# Independence of a company auditor



## Humpback (17 Jun 2007)

I have checked the company law act relevant in Ireland - 1963? - and done some google searches, but cannot find a satisfactory answer to this question for Ireland. Any help would be appreciated.

What laws, or codes of practice, if any exist in Ireland to determine the level of independence a company auditor must have from the directors of the company they are auditing?
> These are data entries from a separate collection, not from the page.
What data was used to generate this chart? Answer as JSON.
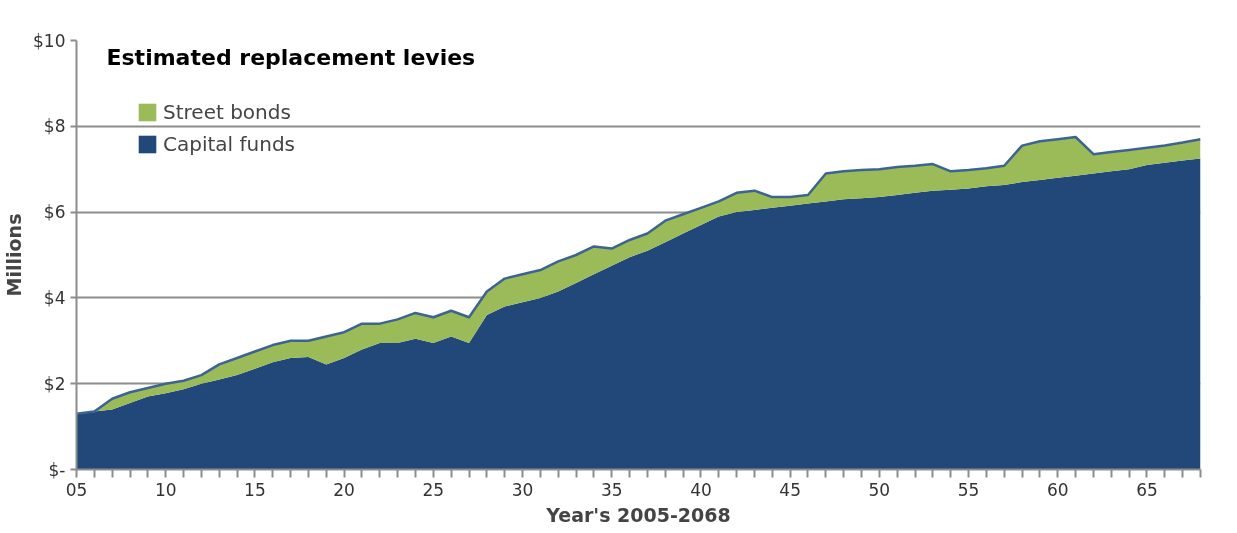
{
  "chart_data": {
    "type": "area",
    "title": "Estimated replacement levies",
    "xlabel": "Year's 2005-2068",
    "ylabel": "Millions",
    "categories": [
      "05",
      null,
      null,
      null,
      null,
      "10",
      null,
      null,
      null,
      null,
      "15",
      null,
      null,
      null,
      null,
      "20",
      null,
      null,
      null,
      null,
      "25",
      null,
      null,
      null,
      null,
      "30",
      null,
      null,
      null,
      null,
      "35",
      null,
      null,
      null,
      null,
      "40",
      null,
      null,
      null,
      null,
      "45",
      null,
      null,
      null,
      null,
      "50",
      null,
      null,
      null,
      null,
      "55",
      null,
      null,
      null,
      null,
      "60",
      null,
      null,
      null,
      null,
      "65",
      null,
      null,
      null
    ],
    "stacked": true,
    "series": [
      {
        "name": "Capital funds",
        "color": "#214878",
        "values": [
          1.3,
          1.35,
          1.4,
          1.55,
          1.7,
          1.78,
          1.87,
          2.0,
          2.1,
          2.2,
          2.35,
          2.5,
          2.6,
          2.62,
          2.45,
          2.6,
          2.8,
          2.95,
          2.95,
          3.05,
          2.95,
          3.1,
          2.95,
          3.6,
          3.8,
          3.9,
          4.0,
          4.15,
          4.35,
          4.55,
          4.75,
          4.95,
          5.1,
          5.3,
          5.5,
          5.7,
          5.9,
          6.0,
          6.05,
          6.1,
          6.15,
          6.2,
          6.25,
          6.3,
          6.32,
          6.35,
          6.4,
          6.45,
          6.5,
          6.52,
          6.55,
          6.6,
          6.63,
          6.7,
          6.75,
          6.8,
          6.85,
          6.9,
          6.95,
          7.0,
          7.1,
          7.15,
          7.2,
          7.25
        ]
      },
      {
        "name": "Street bonds",
        "color": "#9bbb59",
        "values": [
          0,
          0,
          0.25,
          0.25,
          0.2,
          0.22,
          0.2,
          0.2,
          0.35,
          0.4,
          0.4,
          0.4,
          0.4,
          0.38,
          0.65,
          0.6,
          0.6,
          0.45,
          0.55,
          0.6,
          0.6,
          0.6,
          0.6,
          0.55,
          0.65,
          0.65,
          0.65,
          0.7,
          0.65,
          0.65,
          0.4,
          0.4,
          0.4,
          0.5,
          0.45,
          0.4,
          0.35,
          0.45,
          0.45,
          0.25,
          0.2,
          0.2,
          0.65,
          0.65,
          0.66,
          0.65,
          0.65,
          0.63,
          0.62,
          0.43,
          0.43,
          0.42,
          0.45,
          0.85,
          0.9,
          0.9,
          0.9,
          0.45,
          0.45,
          0.45,
          0.4,
          0.4,
          0.42,
          0.45
        ]
      }
    ],
    "ylim": [
      0,
      10
    ],
    "yticks": [
      {
        "value": 0,
        "label": "$-"
      },
      {
        "value": 2,
        "label": "$2"
      },
      {
        "value": 4,
        "label": "$4"
      },
      {
        "value": 6,
        "label": "$6"
      },
      {
        "value": 8,
        "label": "$8"
      },
      {
        "value": 10,
        "label": "$10"
      }
    ],
    "grid": "y",
    "legend": "top left"
  }
}
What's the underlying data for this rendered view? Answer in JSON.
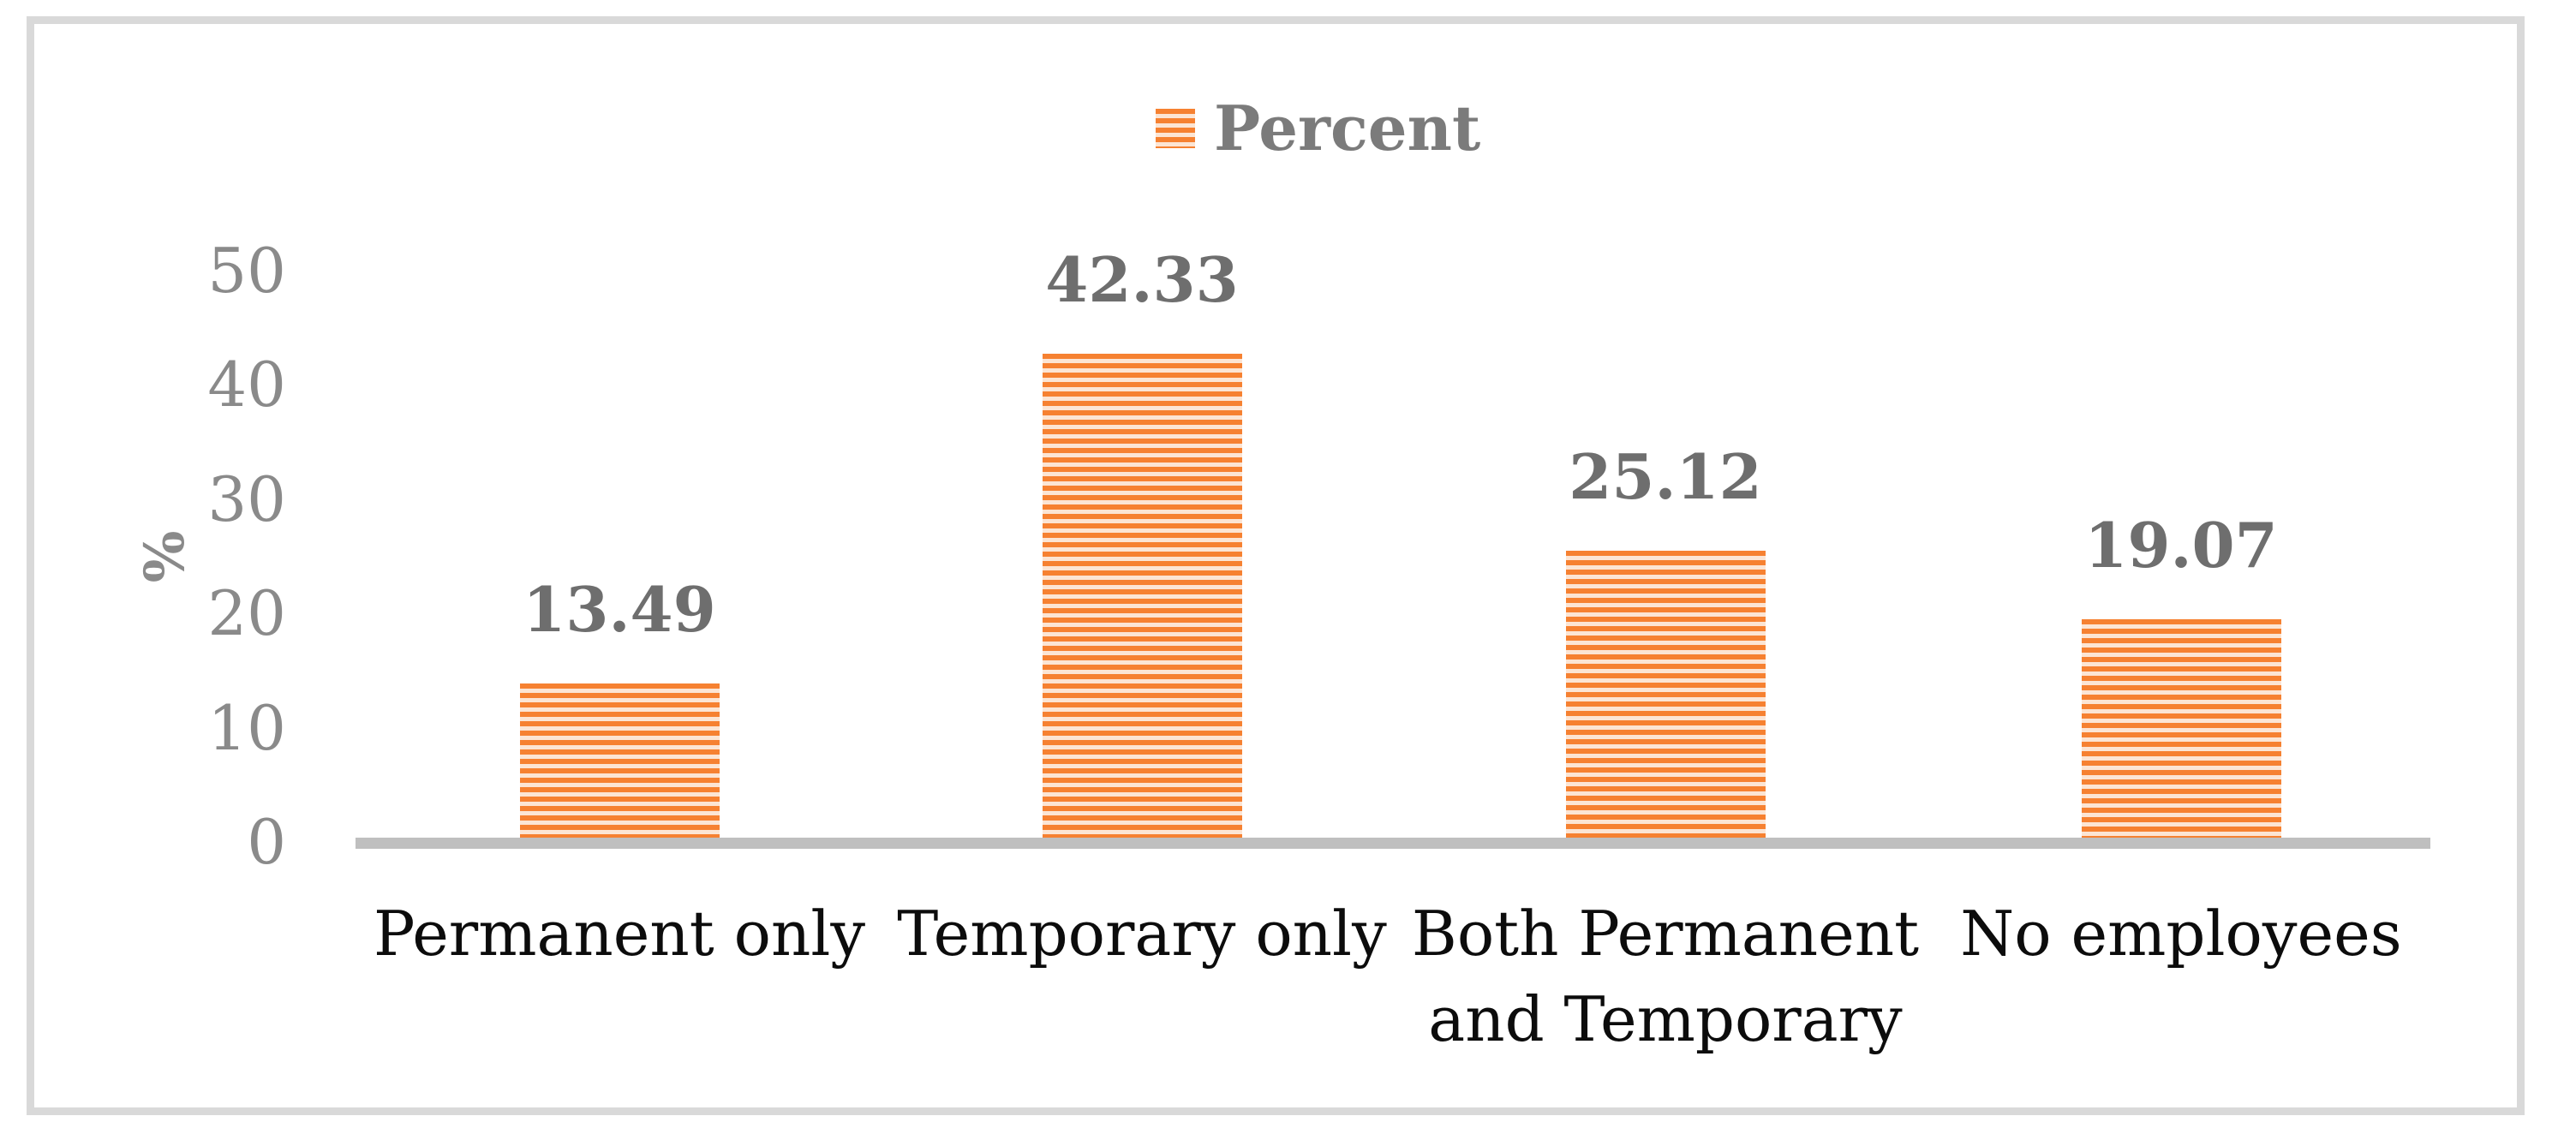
{
  "figure": {
    "background": "#FFFFFF",
    "frame_color": "#D9D9D9"
  },
  "chart_data": {
    "type": "bar",
    "title": "",
    "legend": {
      "label": "Percent",
      "position": "top-center",
      "swatch": "striped-orange-square"
    },
    "categories": [
      "Permanent only",
      "Temporary only",
      "Both Permanent and Temporary",
      "No employees"
    ],
    "values": [
      13.49,
      42.33,
      25.12,
      19.07
    ],
    "data_labels": [
      "13.49",
      "42.33",
      "25.12",
      "19.07"
    ],
    "xlabel": "",
    "ylabel": "%",
    "ylim": [
      0,
      50
    ],
    "yticks": [
      0,
      10,
      20,
      30,
      40,
      50
    ],
    "grid": false,
    "colors": {
      "bar_stripe_main": "#F68131",
      "bar_stripe_light": "#FCE5D4",
      "axis_line": "#BFBFBF",
      "tick_label": "#8A8A8A",
      "value_label": "#6E6E6E",
      "category_label": "#0C0C0C",
      "legend_text": "#7B7B7B",
      "ylabel_text": "#8A8A8A"
    }
  }
}
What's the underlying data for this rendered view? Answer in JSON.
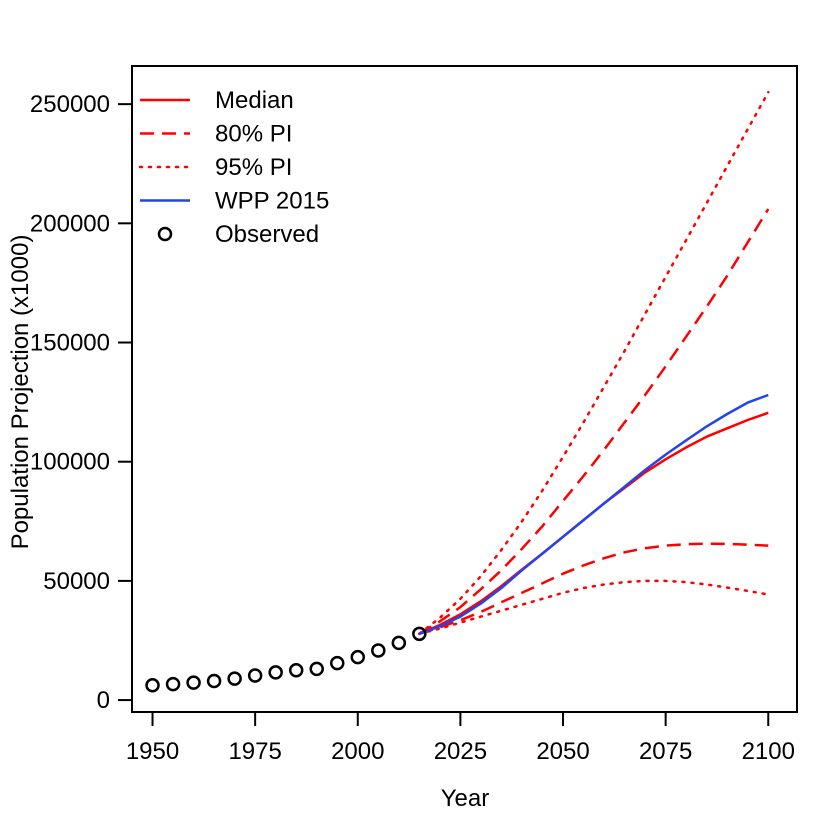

For example, could an employee of the auditing company (or former employee) be a director of the company they're auditing? Or what about the auditor being in the same building as the company they're auditing? Or if they're paying rent to a company which is an associated company (same directors) as the company they're auditing? Would any of these points create a conflict of interest which should prevent that auditor from auditing said company?


----------



## Dowee (18 Jun 2007)

I don't think you'll find what you are looking for in The Companies Acts, below is an extract from an ethics standards (APB ES 1 Integrity, Objectivity and Independence) it lists potential threats to independence you should find most of what you are looking for that standard.

self-interest threat
 	 	A self-interest threat arises when auditors have financial or other interests which might cause them to be reluctant to take actions that would be adverse to the interests of the audit firm or any individual in a position to influence the conduct or outcome of the audit (for example, where they have an investment in the client, are seeking to provide additional services to the client or need to recover long-outstanding fees from the client).

self-review threat
 	 	A self-review threat arises when the results of a non-audit service performed by the auditors or by others within the audit firm are reflected in the amounts included or disclosed in the financial statements (for example, where the audit firm has been involved in maintaining the accounting records, or undertaking valuations that are incorporated in the financial statements). In the course of the audit, the auditors may need to re-evaluate the work performed in the non-audit service. As, by virtue of providing the non-audit service, the audit firm is associated with aspects of the preparation of the financial statements, it may be (or may be perceived to be) unable to take an impartial view of relevant aspects of those financial statements.

management threat
 	 	A management threat arises when the audit firm undertakes work that involves making judgments and taking decisions, which are the responsibility of management (for example, where it has been involved in the design, selection and implementation of financial information technology systems). In such work, the audit firm may become closely aligned with the views and interests of management and the auditors' objectivity and independence may be impaired, or may be perceived to be, impaired.

advocacy threat
 	 	An advocacy threat arises when the audit firm undertakes work that involves acting as an advocate for an audit client and supporting a position taken by management in an adversarial context (for example, by acting as a legal advocate for the client in litigation). In order to act in an advocacy role, the audit firm has to adopt a position closely aligned to that of management. This creates both actual and perceived threats to the auditors' objectivity and independence.

familiarity (or trust) threat
 	 	A familiarity (or trust) threat arises when the auditors are predisposed to accept or are insufficiently questioning of the client's point of view (for example, where they develop close personal relationships with client personnel through long association with the client).

intimidation threat
 	 	An intimidation threat arises when the auditors' conduct is influenced by fear or threats (for example, where they encounter an aggressive and dominating individual).


----------



## Graham_07 (18 Jun 2007)

Section 187(2) of the Companies Act 1990 outlines certain persons who may not act as auditor of a company :-

2) None of the following persons shall be qualified for appointment as auditor of a company—
( _a_ ) an officer or servant of the company,
( _b_ ) a person who has been an officer or servant of the company within a period in respect of which accounts would fall to be audited by him if he were appointed auditor of the company.
( _c_ ) a parent, spouse, brother, sister or child of an officer of the company,
( _d_ ) a person who is a partner of or in the employment of an officer of the company,.
( _e_ ) a person who is disqualified under this subsection for appointment as auditor of any other body corporate that is a subsidiary or holding company of the company or a subsidiary of the company's holding company, or would be so disqualified if the body corporate were a company,
( _f_ ) a person who is disqualified under _subsection (3)_ for appointment as a public auditor of a society that is a subsidiary or holding company of the company or a subsidiary of the company's holding company,
( _g_ ) a body corporate.


----------



## Humpback (19 Jun 2007)

Many thanks folks.

Basically from what I'm reading there that I wouldn't have a leg to stand on legally based on the examples I've given above if I wasn't happy with what's going on.


----------